Er stand auf, zog sie mit sich, warf einen Geldschein auf den Tisch. 'Komm’, wir gehen!’ Raus auf die Straße, in die Nacht hinein. Nur für einen kurzen Moment dachte sie, was nun wohl kommen würde. Sie wusste es jedoch genau und sie wusste im gleichen Augenblick, dass sie es geschehen lassen wollte. Schweigend liefen sie durch die Straßen, sie hatte keinerlei Orientierung, kannte sich in diesem Teil der Stadt nicht aus, ließ sich mitziehen. Egal, es war egal! Da war diese Hand und die führte sie und sie hatte mit einem Mal keine Angst mehr, keine Furcht. Mit jedem Schritt fühlte sie sich leichter, beschwingter, fast wieder herrlich jung. Als er plötzlich stehen blieb, prallte sie gegen ihn. Seine Arme umfingen sie, hielten sie kurz fest, gaben sie wieder frei. Er zog einen Schlüsselbund aus seiner Hosentasche, sie drehte sich um, sah, dass sie in einem Hausdurchgang vor einer Tür standen. Das leise Klicken des Türschlosses war wie ein Signal – es gab kein Zurück! Langsam stiegen sie die Treppe hoch, eng umschlungen, ein Stockwerk, ein zweites.
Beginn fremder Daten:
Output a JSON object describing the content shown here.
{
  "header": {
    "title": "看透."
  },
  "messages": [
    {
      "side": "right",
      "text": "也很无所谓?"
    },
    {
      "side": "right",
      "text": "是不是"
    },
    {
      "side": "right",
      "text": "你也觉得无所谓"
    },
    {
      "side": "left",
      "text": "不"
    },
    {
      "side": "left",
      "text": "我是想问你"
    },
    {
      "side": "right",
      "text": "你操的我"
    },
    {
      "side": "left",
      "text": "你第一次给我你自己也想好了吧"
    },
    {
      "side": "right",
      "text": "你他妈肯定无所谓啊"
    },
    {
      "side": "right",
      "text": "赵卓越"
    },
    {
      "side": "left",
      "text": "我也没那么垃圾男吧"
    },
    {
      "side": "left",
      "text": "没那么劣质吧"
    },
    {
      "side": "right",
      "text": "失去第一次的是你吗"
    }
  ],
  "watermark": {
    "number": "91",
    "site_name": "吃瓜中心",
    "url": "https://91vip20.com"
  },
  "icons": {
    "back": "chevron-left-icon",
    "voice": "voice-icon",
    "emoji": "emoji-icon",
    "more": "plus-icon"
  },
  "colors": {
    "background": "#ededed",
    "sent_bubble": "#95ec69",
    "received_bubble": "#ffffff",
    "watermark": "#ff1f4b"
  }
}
Noch eine Tür, kein Zurück mehr!

Stunden später, im Morgengrauen, wartete sie auf das Taxi vor dem Haus. Sie war noch immer etwas benommen von dem, was sie erlebt hatte. Er hatte ihr das Gefühl gegeben, so sehr Frau zu sein wie sie es nie zuvor gefühlt hatte. Alles war behutsam geschehen, fast wie von Trägheit erfüllt. Doch mit jedem Kuss, jeder Berührung spürte sie sich mehr denn je erwachen. Ihre Lebensgeister erwachen. Ja, das war es. Er hatte sie dem Leben zurückgegeben. Sie wusste, sie würde ihn nie wiedersehen, sie wusste nicht einmal seinen Namen. Aber er hatte intuitiv gewusst, was nötig war, als er sie da in der Bar alleine sitzen gesehen hatte. Es war richtig gewesen, mit zu gehen. Beim Abschied hatte er ihr zart über die Wange gestrichen, mit den Fingerspitzen, und leise gesagt: 'Willkommen zurück im Leben!’ Er war jung, aber er wusste so viel mehr als sie. Sie würde nach Hause fahren, ausschlafen, und morgen – morgen würde sie ihr Leben in ihre eigenen Hände nehmen! Das alte gehörte der Vergangenheit an. Endgültig! Kein Verkriechen mehr, kein Ausweichen, kein Jammern! Das Leben war schön!